I will take the bait. Here are a few theses inspired by Hipster Runoff, a site that bills itself as "The Most Conceptually Celebrated Blog in the History of the Memesphere." It strikes me as the apotheosis of a new category of critical discourse that, for better or worse, has been slowly congealing over the past few years via such various modalities as LOL cats, Vice magazine do's and don'ts, flame wars, douchebaggery and douche bags as a widely recognized species, text messaging, sock puppeteering, YouTube karaoke, intensely and disturbingly self-referential video art, and so on. This category still needs a label -- I'm hoping that postpostmodern will not be employed. I'm not entirely convinced that this is not just a fresh iteration of previous forms of postmodernity. Anyway, to the theses!
1. Online sociality has brought on a crisis of identity. The self has been externalized and its evolution preserved in ways that were previously unthinkable. The burden of self has thereby become more palpable.
2. Social criticism has been resolved into self-expression.
3. One can't be against hipsters. Hipsterism consists of its own repudiation. Recognizing the existence of hipsters to a certain degree makes one a hipster.
4. Social networks mandate identity formation on the model of cloud computing. One's corporeal self is merely the local host for a self whose operating system is now fixed elsewhere, distributed across a digital array. Our bodies function merely to transfer data to the cloud, to the networked space in which it may be transmogrifed into identity. Akin to "software as a service," we now have self as a service.
5. The variables we transfer to the cloud increasingly delimit the field of identity and condition what sorts of data will subsequently be considered relevant or applicable. Our data trail winnows, making online recommendation services seem more prescient and useful. These services will work to colonize more and more aspects of social being, suggesting friends and lovers as well as music, hobbies and interests. A song recommendation generated by your online practices will not be some byproduct of one's identity but its very substance. One will exist as the residue of the recommendations that one generates actively or passively through consenting to consign most of one's social activity to online forums and have them tracked and compiled. Our identity will only be as deep and complex as the quantitative density of our Facebook status updates and tweets.
6. Existence online appears accelerated, though in fact it consists of a series of frozen moments. It waits for and demands our input, perpetually presenting options and reminding us of alternatives while confronting us with the history of our previous tendencies. It thus forces on us unremitting self-consciousness. There can be no harmonizing of action and its preconception; no spontaneous authenticity.
7. Online, we are made painfully aware of the existential need to act, though that awareness is tempered by the way in which our actions online are always provisional and easily altered, augmented or supplanted. We can embrace necessary action with none of the responsibility for consequences.

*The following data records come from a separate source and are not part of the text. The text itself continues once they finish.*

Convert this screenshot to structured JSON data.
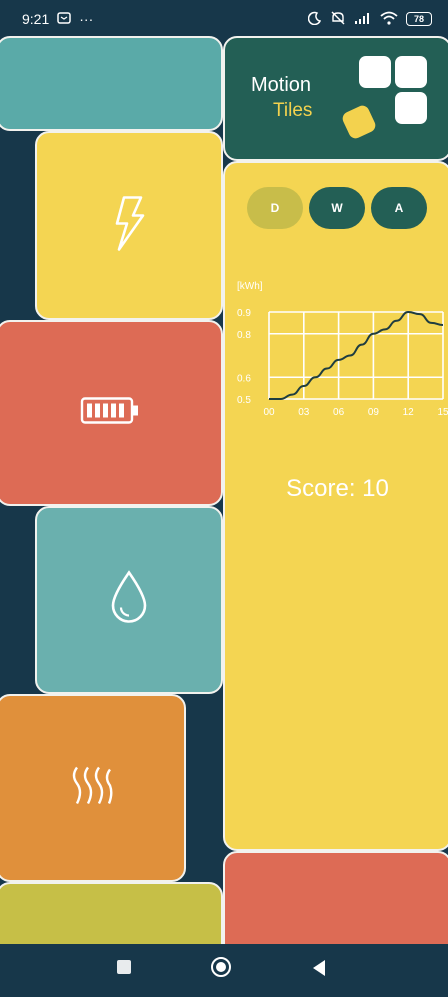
{
  "status_bar": {
    "time": "9:21",
    "dots": "···",
    "battery": "78",
    "icons": [
      "notification-icon",
      "moon-icon",
      "mute-icon",
      "signal-icon",
      "wifi-icon",
      "battery-icon"
    ]
  },
  "header": {
    "line1": "Motion",
    "line2": "Tiles"
  },
  "tiles": [
    {
      "name": "power-tile",
      "icon": "lightning-icon",
      "color": "#f4d552"
    },
    {
      "name": "battery-tile",
      "icon": "battery-icon",
      "color": "#dd6b55"
    },
    {
      "name": "water-tile",
      "icon": "water-drop-icon",
      "color": "#6ab0ae"
    },
    {
      "name": "heat-tile",
      "icon": "heat-icon",
      "color": "#e0903b"
    }
  ],
  "colors": {
    "background": "#17374a",
    "teal": "#5aaaa8",
    "header_green": "#235f55",
    "yellow": "#f4d552",
    "red": "#dd6b55",
    "orange": "#e0903b",
    "olive": "#c6bf47",
    "pill_active": "#c8bd4a",
    "pill_dark": "#235f55"
  },
  "period_tabs": [
    {
      "label": "D",
      "active": true
    },
    {
      "label": "W",
      "active": false
    },
    {
      "label": "A",
      "active": false
    }
  ],
  "chart_data": {
    "type": "line",
    "ylabel": "[kWh]",
    "x": [
      "00",
      "03",
      "06",
      "09",
      "12",
      "15"
    ],
    "series": [
      {
        "x": [
          0,
          1,
          2,
          3,
          4,
          5,
          6,
          7,
          8,
          9,
          10,
          11,
          12,
          13,
          14,
          15
        ],
        "values": [
          0.5,
          0.5,
          0.52,
          0.56,
          0.6,
          0.64,
          0.68,
          0.7,
          0.75,
          0.8,
          0.82,
          0.86,
          0.9,
          0.89,
          0.85,
          0.84
        ]
      }
    ],
    "yticks": [
      "0.5",
      "0.6",
      "0.8",
      "0.9"
    ],
    "ylim": [
      0.5,
      0.9
    ],
    "xlim": [
      0,
      15
    ],
    "grid": true
  },
  "score": {
    "text": "Score: 10"
  }
}
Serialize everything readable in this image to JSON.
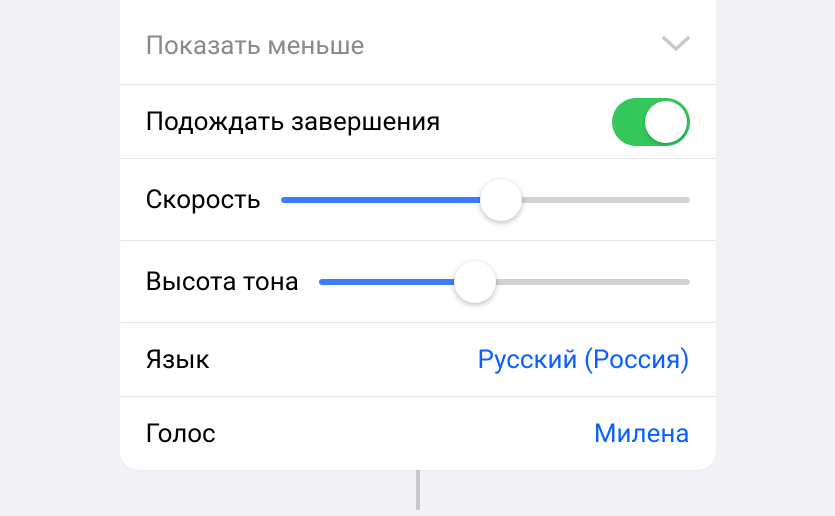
{
  "header": {
    "show_less_label": "Показать меньше"
  },
  "rows": {
    "wait_label": "Подождать завершения",
    "wait_enabled": true,
    "speed_label": "Скорость",
    "speed_value": 0.54,
    "pitch_label": "Высота тона",
    "pitch_value": 0.42,
    "language_label": "Язык",
    "language_value": "Русский (Россия)",
    "voice_label": "Голос",
    "voice_value": "Милена"
  },
  "colors": {
    "accent_blue": "#0a61ff",
    "toggle_green": "#34c759",
    "slider_blue": "#3c7cff"
  }
}
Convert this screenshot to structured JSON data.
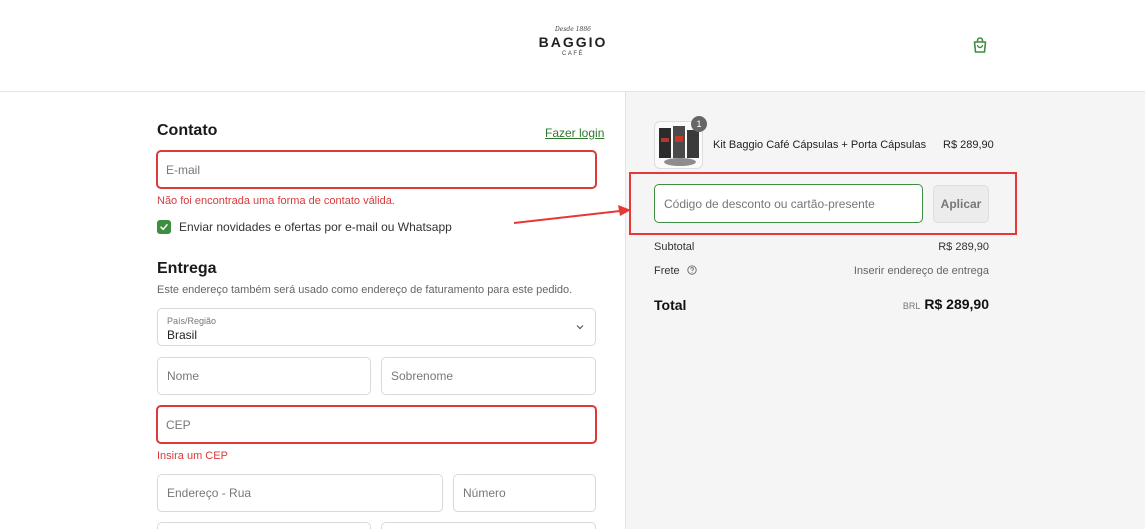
{
  "header": {
    "logo_script": "Desde 1886",
    "logo_main": "BAGGIO",
    "logo_sub": "CAFÉ"
  },
  "contact": {
    "title": "Contato",
    "login_link": "Fazer login",
    "email_placeholder": "E-mail",
    "error": "Não foi encontrada uma forma de contato válida.",
    "newsletter_label": "Enviar novidades e ofertas por e-mail ou Whatsapp",
    "newsletter_checked": true
  },
  "delivery": {
    "title": "Entrega",
    "subtitle": "Este endereço também será usado como endereço de faturamento para este pedido.",
    "country_label": "País/Região",
    "country_value": "Brasil",
    "first_name_placeholder": "Nome",
    "last_name_placeholder": "Sobrenome",
    "cep_placeholder": "CEP",
    "cep_error": "Insira um CEP",
    "street_placeholder": "Endereço - Rua",
    "number_placeholder": "Número"
  },
  "order": {
    "item": {
      "name": "Kit Baggio Café Cápsulas + Porta Cápsulas",
      "price": "R$ 289,90",
      "quantity": "1"
    },
    "discount_placeholder": "Código de desconto ou cartão-presente",
    "apply_label": "Aplicar",
    "subtotal_label": "Subtotal",
    "subtotal_value": "R$ 289,90",
    "shipping_label": "Frete",
    "shipping_value": "Inserir endereço de entrega",
    "total_label": "Total",
    "total_currency": "BRL",
    "total_value": "R$ 289,90"
  },
  "colors": {
    "accent_green": "#3e8e41",
    "error_red": "#d93a3a",
    "annotation_red": "#e53935"
  }
}
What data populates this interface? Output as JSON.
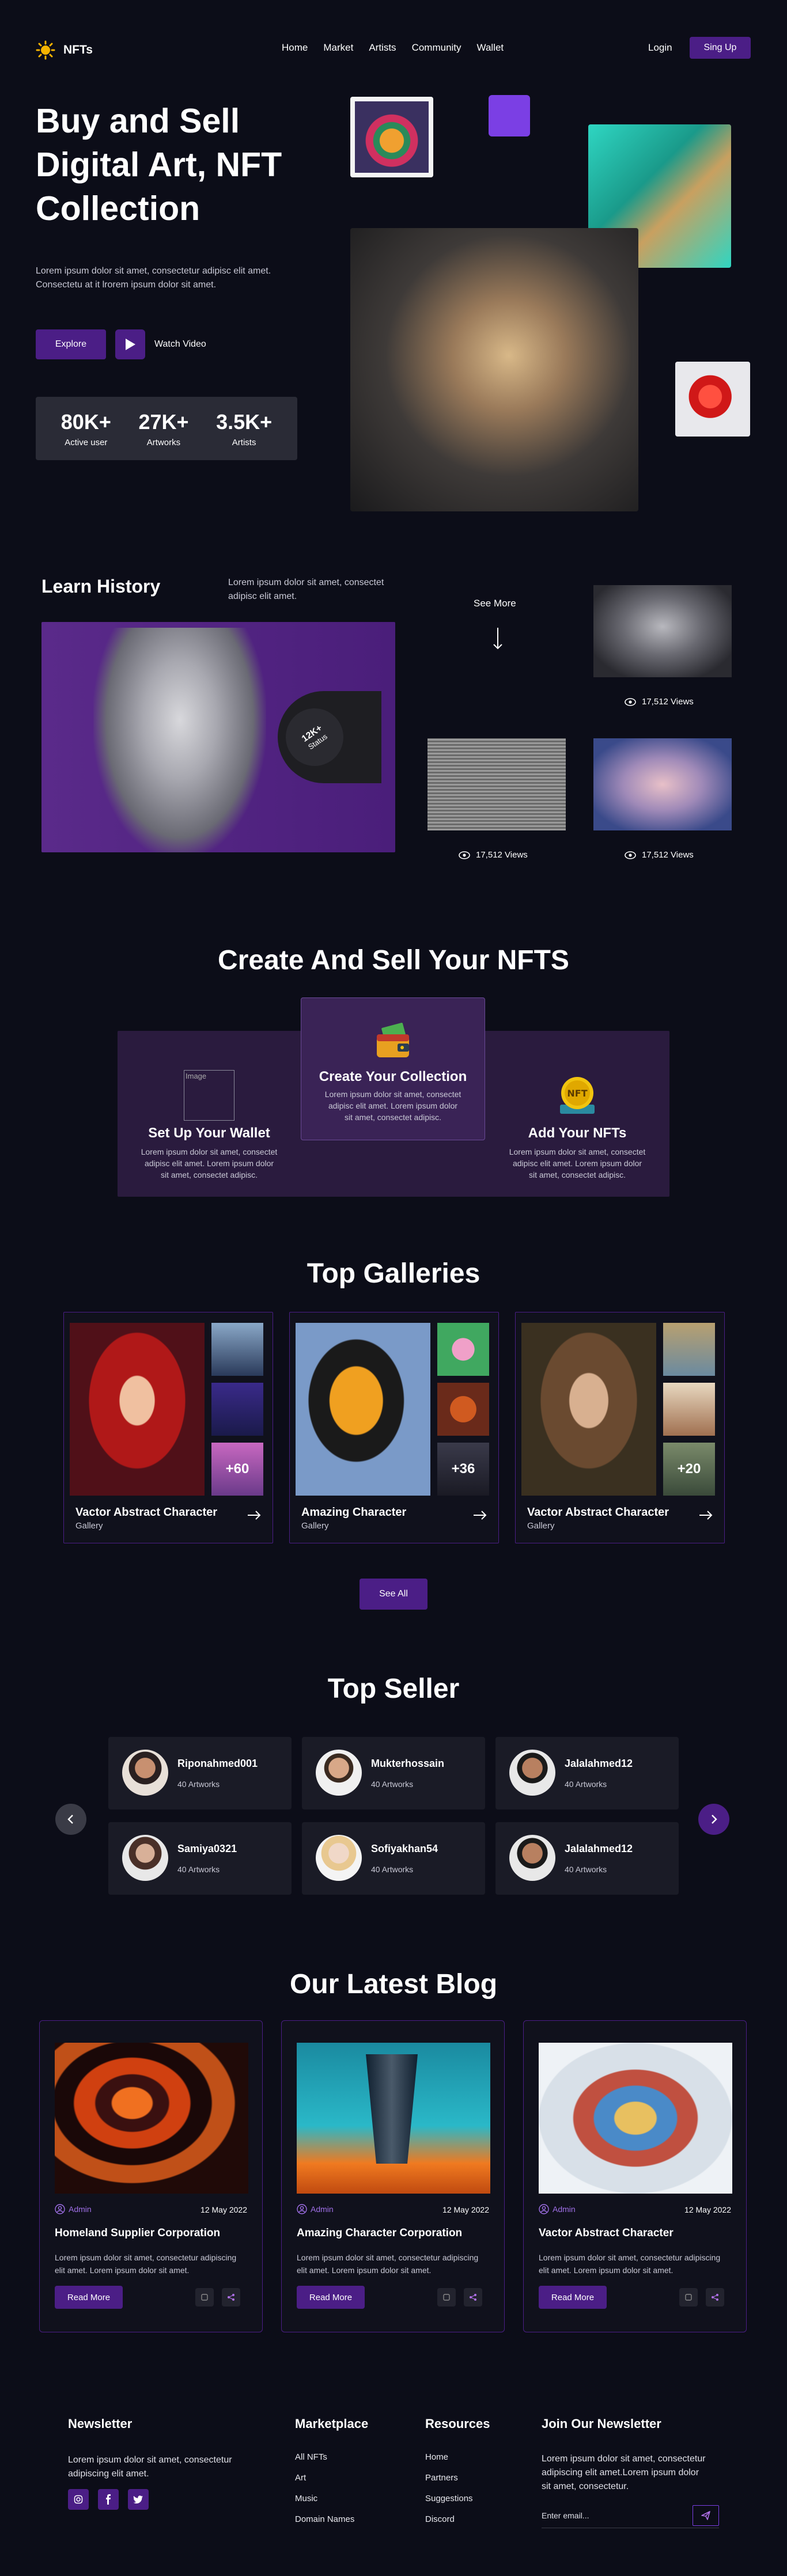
{
  "brand": {
    "name": "NFTs"
  },
  "nav": {
    "items": [
      "Home",
      "Market",
      "Artists",
      "Community",
      "Wallet"
    ],
    "login": "Login",
    "signup": "Sing Up"
  },
  "hero": {
    "title_lines": [
      "Buy and Sell",
      "Digital Art, NFT",
      "Collection"
    ],
    "text_lines": [
      "Lorem ipsum dolor sit amet, consectetur adipisc elit amet.",
      "Consectetu at it lrorem ipsum dolor sit amet."
    ],
    "explore": "Explore",
    "watch": "Watch Video",
    "stats": [
      {
        "value": "80K+",
        "label": "Active user"
      },
      {
        "value": "27K+",
        "label": "Artworks"
      },
      {
        "value": "3.5K+",
        "label": "Artists"
      }
    ]
  },
  "history": {
    "title": "Learn History",
    "text_lines": [
      "Lorem ipsum dolor sit amet, consectet",
      "adipisc elit amet."
    ],
    "badge_value": "12K+",
    "badge_label": "Status",
    "see_more": "See More",
    "views": [
      "17,512 Views",
      "17,512 Views",
      "17,512 Views"
    ]
  },
  "create": {
    "title": "Create And Sell Your NFTS",
    "cards": [
      {
        "title": "Set Up Your Wallet",
        "img_alt": "Image",
        "lines": [
          "Lorem ipsum dolor sit amet, consectet",
          "adipisc elit amet. Lorem ipsum dolor",
          "sit amet, consectet adipisc."
        ]
      },
      {
        "title": "Create Your Collection",
        "lines": [
          "Lorem ipsum dolor sit amet, consectet",
          "adipisc elit amet. Lorem ipsum dolor",
          "sit amet, consectet adipisc."
        ]
      },
      {
        "title": "Add Your NFTs",
        "badge": "NFT",
        "lines": [
          "Lorem ipsum dolor sit amet, consectet",
          "adipisc elit amet. Lorem ipsum dolor",
          "sit amet, consectet adipisc."
        ]
      }
    ]
  },
  "galleries": {
    "title": "Top Galleries",
    "items": [
      {
        "title": "Vactor Abstract Character",
        "sub": "Gallery",
        "more": "+60"
      },
      {
        "title": "Amazing Character",
        "sub": "Gallery",
        "more": "+36"
      },
      {
        "title": "Vactor Abstract Character",
        "sub": "Gallery",
        "more": "+20"
      }
    ],
    "see_all": "See All"
  },
  "sellers": {
    "title": "Top Seller",
    "items": [
      {
        "name": "Riponahmed001",
        "count": "40 Artworks"
      },
      {
        "name": "Mukterhossain",
        "count": "40 Artworks"
      },
      {
        "name": "Jalalahmed12",
        "count": "40 Artworks"
      },
      {
        "name": "Samiya0321",
        "count": "40 Artworks"
      },
      {
        "name": "Sofiyakhan54",
        "count": "40 Artworks"
      },
      {
        "name": "Jalalahmed12",
        "count": "40 Artworks"
      }
    ]
  },
  "blog": {
    "title": "Our Latest Blog",
    "posts": [
      {
        "author": "Admin",
        "date": "12 May 2022",
        "title": "Homeland Supplier Corporation",
        "lines": [
          "Lorem ipsum dolor sit amet, consectetur adipiscing",
          "elit amet. Lorem ipsum dolor sit amet."
        ],
        "read": "Read More"
      },
      {
        "author": "Admin",
        "date": "12 May 2022",
        "title": "Amazing Character Corporation",
        "lines": [
          "Lorem ipsum dolor sit amet, consectetur adipiscing",
          "elit amet. Lorem ipsum dolor sit amet."
        ],
        "read": "Read More"
      },
      {
        "author": "Admin",
        "date": "12 May 2022",
        "title": "Vactor Abstract Character",
        "lines": [
          "Lorem ipsum dolor sit amet, consectetur adipiscing",
          "elit amet. Lorem ipsum dolor sit amet."
        ],
        "read": "Read More"
      }
    ]
  },
  "footer": {
    "newsletter": {
      "title": "Newsletter",
      "lines": [
        "Lorem ipsum dolor sit amet, consectetur",
        "adipiscing elit amet."
      ]
    },
    "marketplace": {
      "title": "Marketplace",
      "links": [
        "All NFTs",
        "Art",
        "Music",
        "Domain Names"
      ]
    },
    "resources": {
      "title": "Resources",
      "links": [
        "Home",
        "Partners",
        "Suggestions",
        "Discord"
      ]
    },
    "join": {
      "title": "Join Our Newsletter",
      "lines": [
        "Lorem ipsum dolor sit amet, consectetur",
        "adipiscing elit amet.Lorem ipsum dolor",
        "sit amet, consectetur."
      ],
      "placeholder": "Enter email..."
    }
  },
  "colors": {
    "bg": "#0c0d18",
    "accent": "#4b1e86",
    "accent_light": "#7b3fe4",
    "card": "#1a1b26"
  }
}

8. Online practice is always a simulation in the sense that it occurs within a world that offers no real resistance to the self. A nondialectical space, the field of online being offers nothing to negate; it only assimilates. If, as Hegel claimed, the "rational is the actual" and vice versa, the realm of online simulacra is a realm where rationality is impossible. No critical intention can disrupt the reality presented online, nor can it merge with action and become praxis. Action results not in self-actualization but merely self-conscious agglomeration.
9. The collapse of language into abbreviations, arbitrary conditions of brevity, self-enforced infantilism and the like are attempts to import the the inflexible conditions of reality, against which we shape ourselves, to the online world, which lacks such conditions and threatens us with an amorphous and intolerable incontinence of identity.
10. Faced with the promise of a seemingly infinite extension of identity online, our actual lived identity shrivels to the disappearing point of spontaneous revisions at every instant, all of which are minutely recorded and make subsequent necessary reinventions that much more implausible and untenable.